Zgadza się. Jak ma dzieła sztuki to trzeba i szwajcarski alarm i strażnika z długą bronią. Ale nasza rzeczywistość jest taka, z tego co widzę dookoła. Złodziejaszek leci przez płot od jednego do drugiego domku i ciśnie na okna. Jak ktoś zapomniał zamknąć to wpada, łapie co po ręką i zwiewa. Jak alarm zawyje to może stracimy laptopa ze stołu ale jak nie będzie alarmu to sobie pobuszuje przez kilka minut i może nas jeszcze zaatakować fizycznie.
Nie ma co przeceniać instalatorów. Łapki na myszy każdy umie stawiać. Po czujce tu i tam i wystarczy. Nawet jak czujka źle widzi to i tak w końcu zobaczy. To nie galerie Luwru.

----------


## adam_mk

"Nie ma co przeceniać instalatorów. Łapki na myszy każdy umie stawiać. Po czujce tu i tam i wystarczy. Nawet jak czujka źle widzi to i tak w końcu zobaczy. To nie galerie Luwru. "
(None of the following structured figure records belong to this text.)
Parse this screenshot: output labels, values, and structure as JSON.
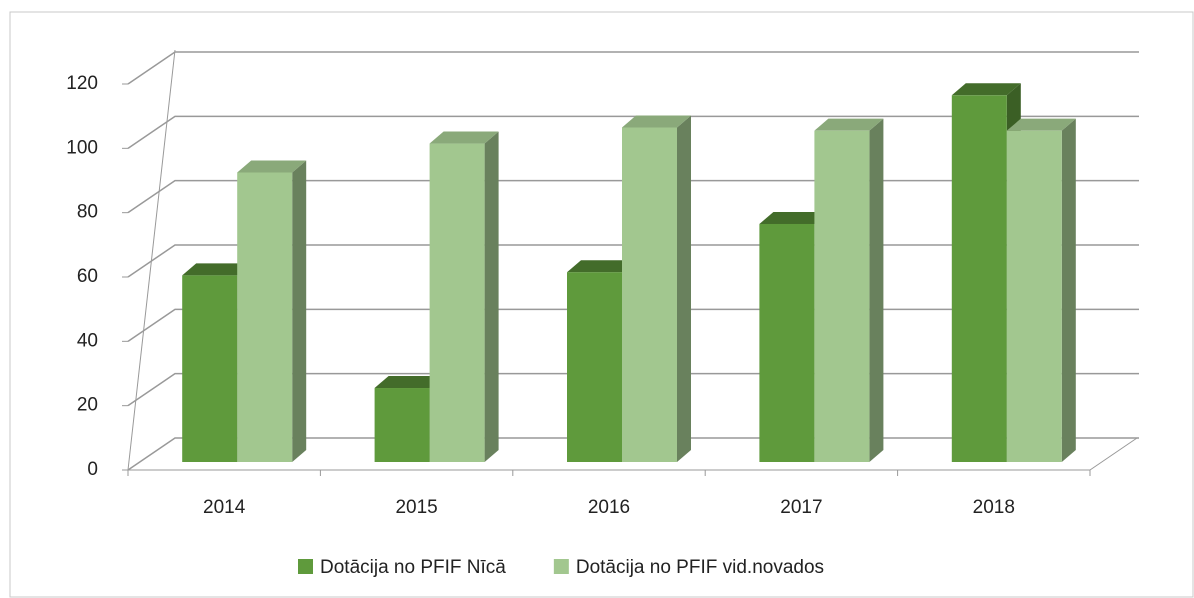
{
  "chart_data": {
    "type": "bar3d",
    "categories": [
      "2014",
      "2015",
      "2016",
      "2017",
      "2018"
    ],
    "series": [
      {
        "name": "Dotācija no PFIF Nīcā",
        "color": "#5f9a3c",
        "values": [
          58,
          23,
          59,
          74,
          114
        ]
      },
      {
        "name": "Dotācija no PFIF vid.novados",
        "color": "#a2c78f",
        "values": [
          90,
          99,
          104,
          103,
          103
        ]
      }
    ],
    "ylim": [
      0,
      120
    ],
    "yticks": [
      0,
      20,
      40,
      60,
      80,
      100,
      120
    ],
    "grid": true,
    "legend": "bottom"
  }
}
Nie ma co przeceniać mechaników. Byle wozidupsko to każdy sobie naprawi. Wystarczy młotek...
Nie ma co przeceniać budowlańców. Byle chałupinę to każdy sam sobie skleci. Wystarczy łopata, młotek i trochę piachu...
Nie ma co przeceniać....

Długo tak można, ale z prawdą niewiele to ma wspólnego.
W każdym fachu są wyrobnicy i artyści.
Żaden nie jest łatwy a żadna praca nie hańbi! (tak mnie uczono).

Obyś się nie przekonał, że mam ciut racji... na sobie nie przekonał...

Adam M.

----------


## homecactus

Adam, nieco chyba przesadzasz. Nie mieszajmy artystów do budowlanki i instalacji. 

Dla kogoś myślącego instalacja alarmu trudna nie jest, zajmie co najwyżej dużo więcej czasu niż powinna.

Nie doszukujmy się filozofii tam gdzie jej nie ma.

----------


## witu102

no to nie pozostaje nic innego jak życzyć powodzenia...w sumie elektryka i hydraulika to jeszcze prostsze są...

----------


## homecactus

> no to nie pozostaje nic innego jak życzyć powodzenia...w sumie elektryka i hydraulika to jeszcze prostsze są...


No ja robiłem sam, i potwierdzam, myślę że jest to prostsze niż alarm.

----------


## firewall

Większość prac na budowie to proste czynności i nie ma co dorabiać do tego ideologii. Wystarczą chęci, wiedza, dwie prawe ręce i można stawiać dom. Budowa domu jednorodzinnego to nie zabieg neurochirurgiczny tylko szereg prostych prac, które może wykonać każdy o IQ powyżej 55.

----------


## robertsz

> No ja robiłem sam, i potwierdzam, myślę że jest to prostsze niż alarm.


*homecactus*, jesteś mitomanem albo praktykiem bez teorii.
Tutaj piszesz że elektryka to dla Ciebie bułeczka z wiejskim masełkiem.
W innym wątku pytasz o uziemienie instalacji elektrycznych, a to podstawowa wiedza.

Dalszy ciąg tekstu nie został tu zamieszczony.